Ce n'est ni la première ni la centième fois qu'Abhaya s'éclipse de son travail, mais elle déteste toujours autant ces moments. Une petite voix criarde répète en boucle dans sa tête "Mais comment est-ce qu'ils peuvent ne pas s'en apercevoir ? Tes excuses sont cousues de fil blanc, tout le monde avec deux neurones en place se rend bien compte que tu mens, la SRAM le sait forcément et elle n'attend qu'une occasion pour tous vous arrêter par ta faute !"

La voix a tort, bien entendu. Abhaya sait mentir avec aplomb, la panne informatique organisée par les amis d'Hadj ressemble à n'importe quelle panne que rencontrent fréquemment les ordinateurs binaires fatigués, et personne ne peut savoir exactement ce qu'elle fait de son temps. Après tout, c'est elle la brillante professeur Singh qui est en charge de la gestion des recherches du laboratoire d'agronomie. Si elle dit qu'une tâche prend trois heures, personne n'a les compétences de savoir si c'est faux.

À présent Hadj et Jorra s'occupent de la récolte d'échantillons, Abhaya a dit qu'elle allait avoir besoin de quelques heures dans le champ voisin pour examiner les feuilles des solanacées, personne ne se doute de rien.

Dans l'entrepôt du matériel, l'agronome se change rapidement, un jean et des baskets semblables à n'importe quelle travailleuse, un grand sari aux couleurs ternes qui dissimule le haut de son corps et sa tête, un masque contre la pollution sur son visage. Elle est prête à aller au-devant d'Aurore.

La branche Aurore a toujours privilégié le contact en personne, et Abhaya a rencontré chacun de ses membres. Elle ignore qui a pu se déplacer dans ce petit village à l'écart de tout et tout le monde, mais elle fait confiance à chaque membre du conseil d'Aurore. Quoi qu'ils aient décidé pour répondre au chaos qui menace d'engloutir le Nord, ce sera avec de bonnes intentions.

Le rendez-vous a lieu dans une petite cahute qui sert d'abri pour attendre le bus. En journée, c'est désert, à l'exception d'un minuscule vieil homme pensif qui regarde l'horizon, appuyé sur sa canne. La vue, partagée entre une série d'échoppes et des baraques peu reluisantes, ne justifie sans doute pas une telle concentration.

"Bonjour, dit Abhaya en s'installant. Vous avez des nouvelles ?

— Et toi ?

— J'ai suivi les informations par le Réseau, donc jusqu'à présent, tout ce que je sais, c'est que personne ne sait rien. Est-ce qu'Aurore a décidé de ce que nous allions faire ?

— Qu'en penses-tu ? Si tu as demandé une entrevue, c'est bien que tu avais une idée en tête, non ?

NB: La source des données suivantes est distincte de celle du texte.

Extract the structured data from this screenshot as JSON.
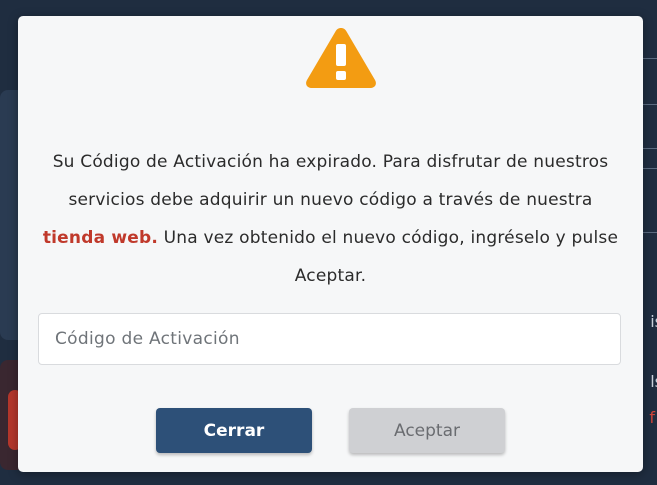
{
  "dialog": {
    "icon": "warning-triangle-icon",
    "message": {
      "before_link": "Su Código de Activación ha expirado. Para disfrutar de nuestros servicios debe adquirir un nuevo código a través de nuestra ",
      "link_text": "tienda web.",
      "after_link": " Una vez obtenido el nuevo código, ingréselo y pulse Aceptar."
    },
    "code_input": {
      "placeholder": "Código de Activación",
      "value": ""
    },
    "buttons": {
      "close_label": "Cerrar",
      "accept_label": "Aceptar"
    }
  },
  "background": {
    "partial_texts": [
      "is",
      "ls",
      "f"
    ]
  },
  "colors": {
    "warning": "#f39c12",
    "link": "#c0392b",
    "primary_button": "#2d5078",
    "disabled_button": "#cfd0d3",
    "backdrop": "#1f2d40"
  }
}
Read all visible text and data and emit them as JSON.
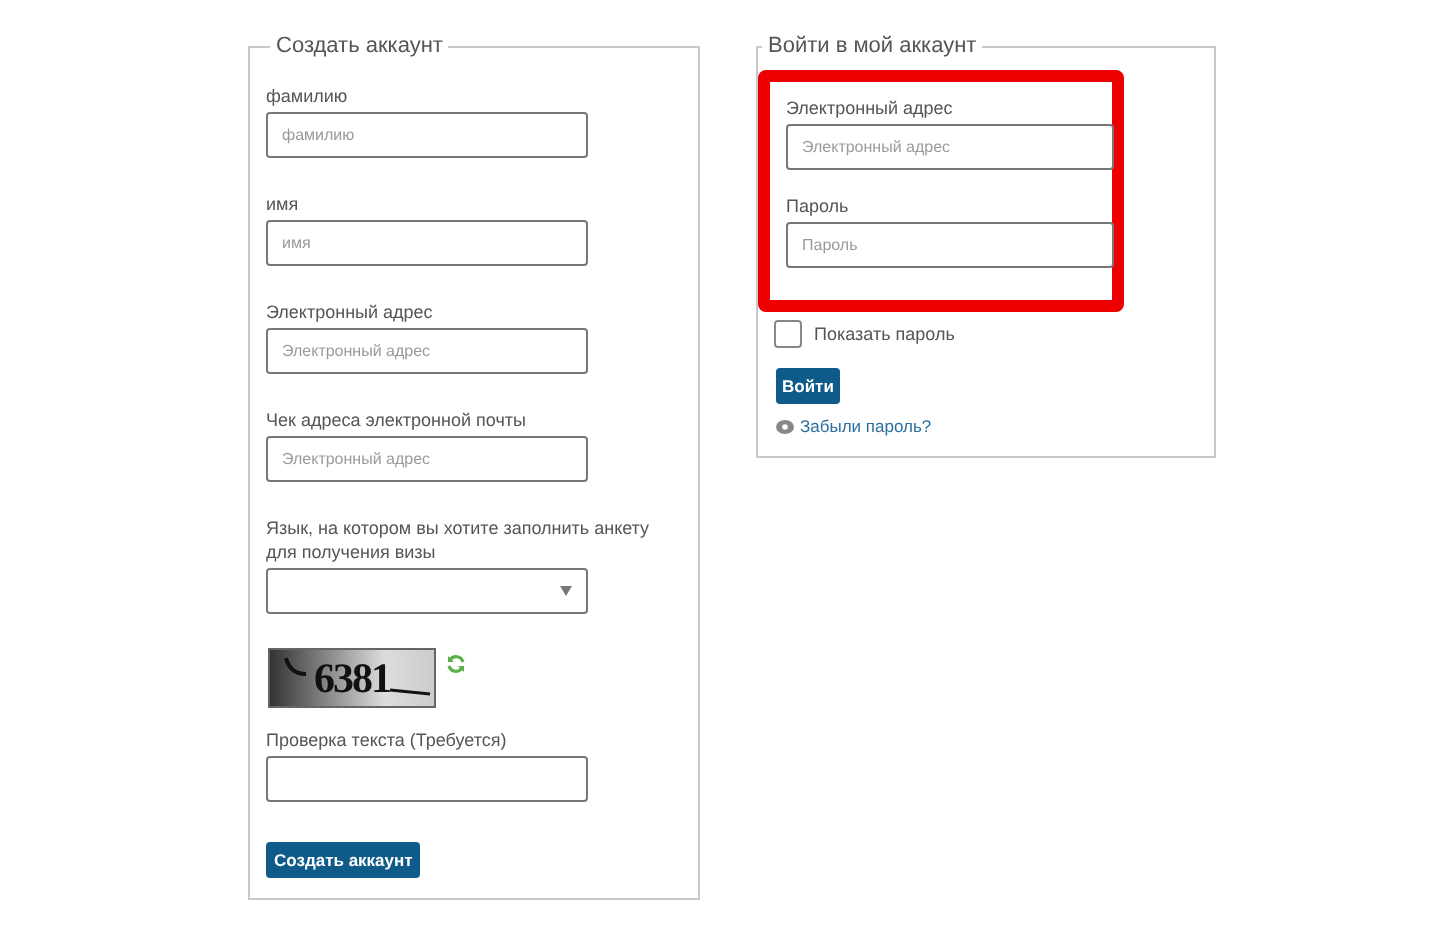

— Pas exactement... Mais je suppose que l'Hydre en a, elle, et qu'il est important de les contacter pour établir un plan commun. Sinon, les têtes brûlées vont foncer, les tièdes vont attendre, et tout le monde sera désolé ensuite d'avoir manqué une opportunité unique.

Le vieil homme laisse échapper un rire chuintant. Lui et Abhaya ne se croisent pas du regard. Ils n'en ont pas besoin pour être complices, pas après toutes ces années de lutte commune. Aller au-delà des dissensions qui parcourent l'Hydre, c'est la raison même de la naissance d'Aurore, une mission qui tire au maximum parti du laissez-passer SRAM de l'agronome.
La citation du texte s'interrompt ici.